Rostov didn’t say anything, and Petrovchenko looked up and laughed. “Oh come on, Igor, it was a joke. Lighten up. We’re happy with your work, you’re not going anywhere.”

Rostov allowed himself a small breath of relief. “I’m glad you’re pleased, sir.”

“Oh very pleased,” Petrovchenko said. “It looks like you’ve managed to procure some quite useful intelligence on this time travel they’re fooling around with.”

“I hope it has been satisfactory, sir,” Rostov replied.

“Oh, more than satisfactory, quite impressive, actually.
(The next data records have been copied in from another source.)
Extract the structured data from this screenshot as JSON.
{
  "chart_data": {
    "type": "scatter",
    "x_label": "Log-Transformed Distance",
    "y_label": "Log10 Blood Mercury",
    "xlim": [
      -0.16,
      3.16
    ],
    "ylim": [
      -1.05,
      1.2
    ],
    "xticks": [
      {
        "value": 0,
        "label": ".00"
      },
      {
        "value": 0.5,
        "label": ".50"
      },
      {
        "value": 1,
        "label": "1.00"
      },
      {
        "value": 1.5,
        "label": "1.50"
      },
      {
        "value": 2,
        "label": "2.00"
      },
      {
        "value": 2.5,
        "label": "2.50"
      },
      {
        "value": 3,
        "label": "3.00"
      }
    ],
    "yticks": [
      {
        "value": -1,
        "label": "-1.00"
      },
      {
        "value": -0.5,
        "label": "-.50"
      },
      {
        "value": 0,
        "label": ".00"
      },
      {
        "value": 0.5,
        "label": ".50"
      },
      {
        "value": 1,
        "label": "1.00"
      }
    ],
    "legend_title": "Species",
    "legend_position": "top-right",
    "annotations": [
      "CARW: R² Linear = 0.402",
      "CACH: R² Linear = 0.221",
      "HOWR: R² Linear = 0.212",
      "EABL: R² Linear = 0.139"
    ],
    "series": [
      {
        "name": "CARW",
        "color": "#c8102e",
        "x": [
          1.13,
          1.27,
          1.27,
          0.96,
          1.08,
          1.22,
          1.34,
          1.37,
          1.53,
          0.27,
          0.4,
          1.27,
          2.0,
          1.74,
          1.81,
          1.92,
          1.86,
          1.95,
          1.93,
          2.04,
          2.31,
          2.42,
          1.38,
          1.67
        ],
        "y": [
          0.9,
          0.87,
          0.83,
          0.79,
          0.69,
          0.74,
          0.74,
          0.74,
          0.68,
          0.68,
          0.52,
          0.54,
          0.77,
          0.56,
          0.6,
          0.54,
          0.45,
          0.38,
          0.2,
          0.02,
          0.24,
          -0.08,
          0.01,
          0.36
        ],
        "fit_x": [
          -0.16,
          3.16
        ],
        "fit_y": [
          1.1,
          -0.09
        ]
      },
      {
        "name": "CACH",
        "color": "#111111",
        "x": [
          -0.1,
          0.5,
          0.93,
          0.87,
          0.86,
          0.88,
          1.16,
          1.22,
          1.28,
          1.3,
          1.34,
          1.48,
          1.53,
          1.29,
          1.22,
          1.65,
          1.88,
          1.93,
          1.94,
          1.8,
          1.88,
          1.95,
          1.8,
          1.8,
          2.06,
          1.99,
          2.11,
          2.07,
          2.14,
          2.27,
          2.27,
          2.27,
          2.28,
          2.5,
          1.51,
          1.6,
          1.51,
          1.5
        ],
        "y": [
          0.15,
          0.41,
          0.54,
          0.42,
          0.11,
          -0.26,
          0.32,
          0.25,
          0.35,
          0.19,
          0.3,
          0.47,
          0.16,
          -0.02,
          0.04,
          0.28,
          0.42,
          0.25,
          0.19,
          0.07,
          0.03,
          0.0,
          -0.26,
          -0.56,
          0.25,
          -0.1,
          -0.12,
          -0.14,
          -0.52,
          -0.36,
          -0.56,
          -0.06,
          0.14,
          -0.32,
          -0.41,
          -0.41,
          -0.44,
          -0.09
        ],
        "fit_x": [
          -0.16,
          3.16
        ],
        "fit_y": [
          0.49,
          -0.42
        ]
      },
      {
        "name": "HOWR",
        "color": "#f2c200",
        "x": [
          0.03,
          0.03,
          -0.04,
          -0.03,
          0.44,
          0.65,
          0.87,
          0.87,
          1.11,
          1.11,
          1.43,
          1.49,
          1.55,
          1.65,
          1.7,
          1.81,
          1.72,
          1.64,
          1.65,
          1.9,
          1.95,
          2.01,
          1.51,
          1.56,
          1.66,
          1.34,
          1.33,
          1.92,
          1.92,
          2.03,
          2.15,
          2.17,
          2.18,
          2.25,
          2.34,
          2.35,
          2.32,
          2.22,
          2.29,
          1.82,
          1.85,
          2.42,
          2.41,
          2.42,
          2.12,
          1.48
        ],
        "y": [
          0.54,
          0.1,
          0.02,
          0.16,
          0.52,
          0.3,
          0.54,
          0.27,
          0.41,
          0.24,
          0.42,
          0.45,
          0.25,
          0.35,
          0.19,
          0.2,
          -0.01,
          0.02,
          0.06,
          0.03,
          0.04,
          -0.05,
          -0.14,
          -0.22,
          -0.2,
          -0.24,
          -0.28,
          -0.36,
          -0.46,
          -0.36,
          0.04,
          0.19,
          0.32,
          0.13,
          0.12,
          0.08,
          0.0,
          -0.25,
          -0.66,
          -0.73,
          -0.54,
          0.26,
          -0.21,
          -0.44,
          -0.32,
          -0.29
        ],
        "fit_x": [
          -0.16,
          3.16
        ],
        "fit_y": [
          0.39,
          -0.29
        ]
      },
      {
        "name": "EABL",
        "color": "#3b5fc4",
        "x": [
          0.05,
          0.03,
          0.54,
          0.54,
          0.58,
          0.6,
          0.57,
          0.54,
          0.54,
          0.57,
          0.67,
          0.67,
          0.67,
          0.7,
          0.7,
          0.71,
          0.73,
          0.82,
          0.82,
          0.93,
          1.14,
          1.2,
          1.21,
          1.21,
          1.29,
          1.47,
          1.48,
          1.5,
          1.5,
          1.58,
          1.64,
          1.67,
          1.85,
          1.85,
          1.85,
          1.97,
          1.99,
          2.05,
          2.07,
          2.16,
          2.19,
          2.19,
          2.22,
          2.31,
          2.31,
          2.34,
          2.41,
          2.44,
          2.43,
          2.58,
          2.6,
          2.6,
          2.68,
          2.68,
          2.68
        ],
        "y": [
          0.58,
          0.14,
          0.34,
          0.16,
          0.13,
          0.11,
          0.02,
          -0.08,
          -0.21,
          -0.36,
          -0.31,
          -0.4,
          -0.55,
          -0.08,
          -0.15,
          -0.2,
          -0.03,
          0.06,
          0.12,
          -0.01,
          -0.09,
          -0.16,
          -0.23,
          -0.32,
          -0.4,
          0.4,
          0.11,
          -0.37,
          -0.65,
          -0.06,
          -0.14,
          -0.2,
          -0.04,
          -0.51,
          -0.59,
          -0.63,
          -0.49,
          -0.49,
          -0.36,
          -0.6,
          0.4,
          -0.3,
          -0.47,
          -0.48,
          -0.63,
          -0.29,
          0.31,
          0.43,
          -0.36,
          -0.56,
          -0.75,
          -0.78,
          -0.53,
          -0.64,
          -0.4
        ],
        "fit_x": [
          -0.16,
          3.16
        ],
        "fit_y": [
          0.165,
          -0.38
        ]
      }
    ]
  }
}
At least the first dispatches were.”

Rostov’s stomach tensed. “Yes sir?”

“Any third-form student could see that your operative lost her pipeline to the good information between this report”—he threw a paper on the desk—“and this one.” He threw another paper. “What happened, they change the locks on the filing cabinets there?”

“I don’t have that information at the moment, sir, but I will certainly find—”

“You’ll certainly know very soon,” Petrovchenko snarled. “And you will remind your operative that not only does her presence in Boston depend on reestablishing that pipeline connection, your position in the agency depends on it as well. Do you follow?”

“Yes sir,” he said.

“No doubt you do,” Petrovchenko said. “As I can see by the files here you took over your position from Dmitri Volkov, who is now running a gas station in St. Louis, isn’t that correct?”

“I haven’t kept in contact with Dmitri Alexeyvich.”

“Not since you pulled the rug out from under the poor bastard’s feet,” Petrovchenko laughed. “Can you imagine anything worse than running a gas station in St. Louis?”

“No sir.”

“I can. Best hope I don’t decide to show you. Nice bit of work you did, feeding Dmitri worthless reports, which he dutifully passed up the line, while keeping the real stuff on disk for the investigators. Classic backstabbing.”

Igor squirmed. “I’m sure I acted professionally and, and in respect to the reports, they were true and correct to the best of my knowledge at the time, sir.”